¡Es lo mismo!

Rafael Arriaza
Rafael Arriaza AL DÍA

A CORUÑA CIUDAD

06 dic 2019 . Actualizado a las 05:00 h.

Mientras la clase política, que, bien nos gobierna, bien está al quite por si puede hacerlo, está ocupada mandando apretar, con la sentencia de los ERE y el chaparrón de «y tú más, Tomás» subsiguiente, con abrazos fraternales, puñaladas, o con entierros y desentierros varios, a mí me viene a la cabeza un viejo chiste que mi padre nos contaba hace muchos años, y que usaba para explicarnos su gallego descreimiento sobre esa nueva clase política que entiende a sus partidos como una empresa que debe obtener réditos a base de franquiciar siglas, aunque arruine al país, al pueblo que les da de comer, y hasta a la madre que los parió, si eso les garantiza un silloncito.

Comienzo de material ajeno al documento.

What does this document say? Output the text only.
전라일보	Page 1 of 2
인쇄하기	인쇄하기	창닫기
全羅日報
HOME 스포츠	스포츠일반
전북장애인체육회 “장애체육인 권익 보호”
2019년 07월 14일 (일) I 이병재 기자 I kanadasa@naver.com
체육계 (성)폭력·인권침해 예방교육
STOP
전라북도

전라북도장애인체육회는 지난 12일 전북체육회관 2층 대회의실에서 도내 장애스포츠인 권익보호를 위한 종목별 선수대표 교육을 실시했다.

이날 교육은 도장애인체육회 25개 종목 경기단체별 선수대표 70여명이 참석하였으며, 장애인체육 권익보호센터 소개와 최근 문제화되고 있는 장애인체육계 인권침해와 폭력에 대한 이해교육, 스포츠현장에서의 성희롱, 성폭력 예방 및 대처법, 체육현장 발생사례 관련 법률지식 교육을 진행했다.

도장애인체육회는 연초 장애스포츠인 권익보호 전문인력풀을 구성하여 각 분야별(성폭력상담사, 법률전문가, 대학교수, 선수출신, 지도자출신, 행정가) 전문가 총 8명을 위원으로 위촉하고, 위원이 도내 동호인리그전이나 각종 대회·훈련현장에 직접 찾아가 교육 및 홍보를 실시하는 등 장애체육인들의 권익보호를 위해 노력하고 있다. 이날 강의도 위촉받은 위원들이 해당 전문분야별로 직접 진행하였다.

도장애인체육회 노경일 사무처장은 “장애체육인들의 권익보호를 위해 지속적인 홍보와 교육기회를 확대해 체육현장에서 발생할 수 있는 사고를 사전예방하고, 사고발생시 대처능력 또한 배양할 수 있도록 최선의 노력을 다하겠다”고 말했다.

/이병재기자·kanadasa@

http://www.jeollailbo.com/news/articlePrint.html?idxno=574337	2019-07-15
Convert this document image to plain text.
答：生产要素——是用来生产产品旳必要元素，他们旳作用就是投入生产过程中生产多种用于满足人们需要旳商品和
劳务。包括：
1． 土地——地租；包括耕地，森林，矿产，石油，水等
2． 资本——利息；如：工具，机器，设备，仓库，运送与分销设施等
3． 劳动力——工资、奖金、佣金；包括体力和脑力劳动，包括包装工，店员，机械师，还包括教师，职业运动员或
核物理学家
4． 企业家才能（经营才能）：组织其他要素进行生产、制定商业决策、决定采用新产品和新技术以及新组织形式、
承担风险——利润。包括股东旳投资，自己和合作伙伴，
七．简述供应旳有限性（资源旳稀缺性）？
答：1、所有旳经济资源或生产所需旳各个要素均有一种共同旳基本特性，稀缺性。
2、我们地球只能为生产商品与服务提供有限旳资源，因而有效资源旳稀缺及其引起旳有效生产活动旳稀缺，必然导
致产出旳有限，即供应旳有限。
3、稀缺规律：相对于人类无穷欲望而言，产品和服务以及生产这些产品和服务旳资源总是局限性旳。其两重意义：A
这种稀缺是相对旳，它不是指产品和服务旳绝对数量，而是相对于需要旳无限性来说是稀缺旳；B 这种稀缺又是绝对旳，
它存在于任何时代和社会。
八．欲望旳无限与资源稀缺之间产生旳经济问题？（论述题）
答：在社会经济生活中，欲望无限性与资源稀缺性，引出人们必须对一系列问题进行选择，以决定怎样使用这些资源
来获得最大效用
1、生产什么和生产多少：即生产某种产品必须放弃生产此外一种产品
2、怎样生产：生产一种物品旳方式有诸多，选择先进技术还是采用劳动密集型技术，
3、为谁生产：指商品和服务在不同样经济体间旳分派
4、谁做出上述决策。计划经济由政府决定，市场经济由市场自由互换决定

La historia iba más o menos así: en un viaje de A Coruña a Madrid en tren coinciden en el mismo departamento un paisano gallego y tres señoritos de ciudad. Los señoritos solían viajar en primera clase, pero estaba llena, así que han de compartir un vagón popular. Pongamos que uno es andaluz, otro madrileño y otro catalán, para que cuadre la historia trasladada a nuestros días. Da igual cómo se coloquen, en la historia se van agrupando según todas las combinaciones posible. Al poco de salir, uno de ellos empieza a quejarse del calor que hace en el vagón. Es una experiencia nueva para alguien acostumbrado a viajar en primera clase, con temperatura siempre estable. Convence a otro de que deberían bajar la ventanilla. El tercero no está por la labor, y, en busca de apoyo, le pregunta al paisano: «Oiga, ¿le parece bien que bajemos la ventanilla?». El paisano, después de mirarlos a los tres responde: «Me da igual… ¡es lo mismo!» (léase con acento gallego, para que también cuadre). La bajan. Al cabo de un rato, la situación cambia. Ahora son dos los que se quejan del frío que hace en el vagón y quieren volver a subir la ventanilla, y el tercero no es partidario. Vuelven a preguntarle al paisano, cada cual en espera de que apoye su propuesta, y el paisano vuelve a darles la misma respuesta: «¡Es lo mismo!». La suben. Un rato después, nueva discusión, nueva pregunta, y misma respuesta: «¡Es lo mismo!». La bajan. Y así hasta Madrid. Cuando por fin llegan a la estación final, los tres se apresuran a recoger sus equipajes, incluso antes de que el tren se detenga por completo, como mostrando al mundo la urgencia que los mueve y lo importante que es que lleguen a tiempo a quién sabe dónde. Antes de salir, tal vez para aprovechar el tiempo mientras las puertas aún están cerradas, y puestos por una vez de acuerdo en algo, le preguntan al paisano por su actitud. No entienden que no haya tomado partido ni una sola vez, a pesar de lo razonable que cada cual consideraba su petición en cada momento. Y menos aún, que siempre les respondiera igual. El paisano los mira otra vez a cada uno y esboza una sonrisa. Esa sonrisa que tiene el marinero que ve al turista pelearse con su flamante lancha para echarla al agua en la rampa del puerto, justo por el lado donde hay más verdín, presagiando el resbalón, pero sin querer pedir ayuda, no vayan a tomarlo por ignorante. Al cabo, mientras toma su maleta, les dice: «¡Es lo mismo… la ventana no tiene cristal!».

Y me temo que andamos más o menos así. A nuestros políticos.